Contenu
Poche
Réédition
Tout public
Traduit de l'anglais par Karine Lalechère
Paris : 10-18, janvier 2022
384 p. ; 18 x 11 cm
ISBN 978-2-264-08015-8
Coll. "Domaine policier", 5771
Hurler en meute
Zalie est une jeune femme qui a été découverte morte. Deux inspecteurs, Gary et Ander, le narrateur, sont chargés de l'enquête. Les premiers indices les portent vers l'un des voisins de la victime. C'est un homme à la retraite, ancien professeur, qui mène une vie discrète, et est très érudit, ce qui le classe comme étrange par les habitants de son immeuble. Très vite, pour les chefs de la police, Monsieur Wolphram fait un coupable parfait et les enquêteurs pourraient ainsi clore le dossier. D'autant plus qu'une journaliste influente, Lynne, plus obnubilée par sa carrière que par la vérité, écrit des articles tendancieux, renforçant dans l'esprit du public ladite culpabilité du professeur. Mais Ander est un bon flic en cela qu'il doute. D'une part parce que les indices ne lui semblant pas probants et, d'autre part, parce qu'il a été dans l'école où enseignait le professeur. Une école stricte, old British fashion, où les châtiments corporels et les humiliations, voire les attouchements, étaient monnaie courante. Et il se souvient que Wolphram était un professeur bon, qui s'était plusieurs fois opposé aux agissements pervers du directeur-adjoint, un directeur qui, interrogé par Lynne, a laissé de nombreux sous-entendus évoquant là aussi la culpabilité du professeur. Gary, qui ne comprend pas au départ pourquoi Ander veut poursuivre l'enquête et se moque un peu des problèmes bourgeois d'éducation, va peu à peu se rapprocher de son collègue. En même temps, la rumeur autour de la culpabilité du professeur enfle.

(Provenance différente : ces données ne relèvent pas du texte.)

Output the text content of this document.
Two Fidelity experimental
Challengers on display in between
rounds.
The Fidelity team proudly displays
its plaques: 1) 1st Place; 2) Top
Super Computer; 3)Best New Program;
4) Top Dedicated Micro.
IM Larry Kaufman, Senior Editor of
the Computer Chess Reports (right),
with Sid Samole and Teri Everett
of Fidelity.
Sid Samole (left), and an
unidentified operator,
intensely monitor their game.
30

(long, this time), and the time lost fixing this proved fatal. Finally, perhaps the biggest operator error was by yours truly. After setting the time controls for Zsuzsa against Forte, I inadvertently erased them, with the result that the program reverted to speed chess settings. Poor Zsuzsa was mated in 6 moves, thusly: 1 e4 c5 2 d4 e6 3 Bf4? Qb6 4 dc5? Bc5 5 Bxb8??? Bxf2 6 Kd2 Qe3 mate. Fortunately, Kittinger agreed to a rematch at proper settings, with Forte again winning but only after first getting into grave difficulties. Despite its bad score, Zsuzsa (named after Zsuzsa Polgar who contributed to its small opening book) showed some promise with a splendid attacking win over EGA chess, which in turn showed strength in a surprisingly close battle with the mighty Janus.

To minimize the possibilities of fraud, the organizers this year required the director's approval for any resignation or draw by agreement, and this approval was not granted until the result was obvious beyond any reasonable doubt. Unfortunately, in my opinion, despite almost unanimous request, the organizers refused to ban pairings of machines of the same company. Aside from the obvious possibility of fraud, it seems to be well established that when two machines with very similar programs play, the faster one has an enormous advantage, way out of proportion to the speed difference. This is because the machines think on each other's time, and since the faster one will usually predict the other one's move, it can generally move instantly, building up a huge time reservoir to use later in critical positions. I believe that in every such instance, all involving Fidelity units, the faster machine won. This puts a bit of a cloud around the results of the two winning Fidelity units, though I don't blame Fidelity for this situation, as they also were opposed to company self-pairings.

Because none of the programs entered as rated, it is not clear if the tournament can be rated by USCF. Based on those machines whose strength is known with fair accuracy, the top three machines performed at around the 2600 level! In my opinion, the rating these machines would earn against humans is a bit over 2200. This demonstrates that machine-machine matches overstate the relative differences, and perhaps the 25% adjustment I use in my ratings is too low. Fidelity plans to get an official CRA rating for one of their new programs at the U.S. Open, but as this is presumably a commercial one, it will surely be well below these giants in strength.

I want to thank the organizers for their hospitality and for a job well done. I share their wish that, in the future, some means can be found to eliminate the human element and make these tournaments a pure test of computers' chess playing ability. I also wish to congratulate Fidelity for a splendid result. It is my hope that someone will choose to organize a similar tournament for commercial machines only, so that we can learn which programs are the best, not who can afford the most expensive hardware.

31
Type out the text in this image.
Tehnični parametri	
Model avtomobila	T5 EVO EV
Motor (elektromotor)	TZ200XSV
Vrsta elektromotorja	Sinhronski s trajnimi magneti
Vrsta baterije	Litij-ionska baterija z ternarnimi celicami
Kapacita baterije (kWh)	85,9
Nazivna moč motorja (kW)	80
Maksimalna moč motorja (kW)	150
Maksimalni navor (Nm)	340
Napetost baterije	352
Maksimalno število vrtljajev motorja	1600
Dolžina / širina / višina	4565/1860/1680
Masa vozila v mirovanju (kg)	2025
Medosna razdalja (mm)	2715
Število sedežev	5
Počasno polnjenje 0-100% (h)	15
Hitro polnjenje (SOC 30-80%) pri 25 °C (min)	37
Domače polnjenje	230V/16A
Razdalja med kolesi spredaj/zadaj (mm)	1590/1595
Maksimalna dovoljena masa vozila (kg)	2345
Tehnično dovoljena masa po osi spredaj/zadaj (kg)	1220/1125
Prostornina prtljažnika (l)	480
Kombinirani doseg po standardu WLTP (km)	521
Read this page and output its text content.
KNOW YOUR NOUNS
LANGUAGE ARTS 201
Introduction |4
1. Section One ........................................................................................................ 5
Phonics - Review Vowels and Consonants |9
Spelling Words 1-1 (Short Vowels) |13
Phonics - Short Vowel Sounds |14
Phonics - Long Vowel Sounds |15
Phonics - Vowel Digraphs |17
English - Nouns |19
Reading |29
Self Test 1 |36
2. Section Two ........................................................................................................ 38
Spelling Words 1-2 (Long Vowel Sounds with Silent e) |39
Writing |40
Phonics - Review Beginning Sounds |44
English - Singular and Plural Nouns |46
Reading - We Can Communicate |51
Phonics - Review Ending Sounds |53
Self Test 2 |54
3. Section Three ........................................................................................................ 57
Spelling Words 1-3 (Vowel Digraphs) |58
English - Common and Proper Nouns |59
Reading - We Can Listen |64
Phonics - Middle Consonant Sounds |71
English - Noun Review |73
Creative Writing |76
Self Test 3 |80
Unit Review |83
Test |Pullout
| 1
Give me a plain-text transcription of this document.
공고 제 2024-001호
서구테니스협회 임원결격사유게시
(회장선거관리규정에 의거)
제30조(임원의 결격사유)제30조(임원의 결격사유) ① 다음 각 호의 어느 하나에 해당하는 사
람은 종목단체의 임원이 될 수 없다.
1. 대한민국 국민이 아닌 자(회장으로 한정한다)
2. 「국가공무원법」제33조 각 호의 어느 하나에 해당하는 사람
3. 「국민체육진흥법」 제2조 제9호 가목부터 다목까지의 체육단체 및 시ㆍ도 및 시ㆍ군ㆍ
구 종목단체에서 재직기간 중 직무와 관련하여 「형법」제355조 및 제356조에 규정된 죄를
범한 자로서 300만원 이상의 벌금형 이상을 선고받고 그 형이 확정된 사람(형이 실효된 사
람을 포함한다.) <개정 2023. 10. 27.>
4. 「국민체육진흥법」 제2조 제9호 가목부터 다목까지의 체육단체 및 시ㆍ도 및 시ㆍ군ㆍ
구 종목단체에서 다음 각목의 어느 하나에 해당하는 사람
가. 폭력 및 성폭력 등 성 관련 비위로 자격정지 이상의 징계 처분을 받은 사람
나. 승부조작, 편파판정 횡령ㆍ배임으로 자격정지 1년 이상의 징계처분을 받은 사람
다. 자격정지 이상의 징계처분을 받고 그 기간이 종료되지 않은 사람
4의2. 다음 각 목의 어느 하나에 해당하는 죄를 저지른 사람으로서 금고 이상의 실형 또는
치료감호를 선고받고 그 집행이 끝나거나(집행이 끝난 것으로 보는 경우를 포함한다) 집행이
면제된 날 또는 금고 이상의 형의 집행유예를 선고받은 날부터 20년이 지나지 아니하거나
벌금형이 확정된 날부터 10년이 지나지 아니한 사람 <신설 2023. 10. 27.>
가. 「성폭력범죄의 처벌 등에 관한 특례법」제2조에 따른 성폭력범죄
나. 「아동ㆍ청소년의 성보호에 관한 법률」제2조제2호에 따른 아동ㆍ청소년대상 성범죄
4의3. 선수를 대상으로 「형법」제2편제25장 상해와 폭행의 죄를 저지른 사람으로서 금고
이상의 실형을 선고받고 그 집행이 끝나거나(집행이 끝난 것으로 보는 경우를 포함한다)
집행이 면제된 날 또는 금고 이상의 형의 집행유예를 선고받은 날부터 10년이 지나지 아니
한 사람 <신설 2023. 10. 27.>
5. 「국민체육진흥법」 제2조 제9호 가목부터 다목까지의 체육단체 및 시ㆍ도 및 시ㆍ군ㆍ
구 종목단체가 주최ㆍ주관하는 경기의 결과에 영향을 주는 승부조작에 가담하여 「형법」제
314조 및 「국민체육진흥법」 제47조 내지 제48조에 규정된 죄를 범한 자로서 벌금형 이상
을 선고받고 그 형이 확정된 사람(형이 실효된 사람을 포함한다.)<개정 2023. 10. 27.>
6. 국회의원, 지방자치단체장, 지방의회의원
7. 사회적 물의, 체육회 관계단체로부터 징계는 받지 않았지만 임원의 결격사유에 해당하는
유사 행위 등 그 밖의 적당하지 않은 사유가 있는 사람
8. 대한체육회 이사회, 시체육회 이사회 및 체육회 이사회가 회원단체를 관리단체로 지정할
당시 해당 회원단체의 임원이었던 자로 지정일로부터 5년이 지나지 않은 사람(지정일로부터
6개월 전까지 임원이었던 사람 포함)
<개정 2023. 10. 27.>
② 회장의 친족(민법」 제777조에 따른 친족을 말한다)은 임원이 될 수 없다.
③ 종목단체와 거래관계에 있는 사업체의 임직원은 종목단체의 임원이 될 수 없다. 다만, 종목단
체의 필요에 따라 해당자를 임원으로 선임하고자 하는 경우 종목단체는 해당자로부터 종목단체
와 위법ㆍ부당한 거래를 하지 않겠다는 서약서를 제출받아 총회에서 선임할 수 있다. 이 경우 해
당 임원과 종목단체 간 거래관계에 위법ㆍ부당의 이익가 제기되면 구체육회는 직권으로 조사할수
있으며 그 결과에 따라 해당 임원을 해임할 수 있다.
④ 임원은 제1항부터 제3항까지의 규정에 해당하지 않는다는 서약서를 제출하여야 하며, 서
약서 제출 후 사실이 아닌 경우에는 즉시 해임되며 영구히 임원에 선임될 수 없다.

L'ouvrage de Patrick McGuinness est conçu au départ comme un roman policier classique même si son titre renvoie surtout au pouvoir de la presse. Le titre original en anglais évoque des loups et, en France, depuis François Mitterrand, la presse est plus assimilée aux chiens. Mais le limiter à cet aspect (même si le final cynique est un grand moment) serait peu sympathique pour un roman qui joue sur une alternance forte : l'enquête actuelle avec ses avancées et ses atermoiements (jusqu'à la résolution finale), et les flashback concentrés sur l'école traditionnelle et le passé d'Anders. Du coup, le roman oscille entre cette description d'un monde actuel fort et violent et la mélancolie d'Ander, qui se rend compte qu'il a perdu le contact avec son passé et en souffre. Cette mélancolie contrebalance l'aspect strictement polar, mais ne l'annule pas, lui offrant au contraire une sorte d'écrin qui rend Jetez-moi aux chiens superbe et d'une nostalgie sentimentale, sans être sentimentaliste, pour constituer un livre plus qu'intéressant et qui mérite toute sa place dans notre bibliothèque.
Citation
Quand tu retournes dans le là-bas et l'alors, quand tu retournes sur le pont, tu penses qu'il faudrait quelques secondes et une vie entière pour atteindre le limon de l'estuaire, les grains frais et brillants aussi fins que ceux d'un sablier. Peut-être pourrais-tu en profiter pour faire quelques changements la seconde fois ? Faire des corrections.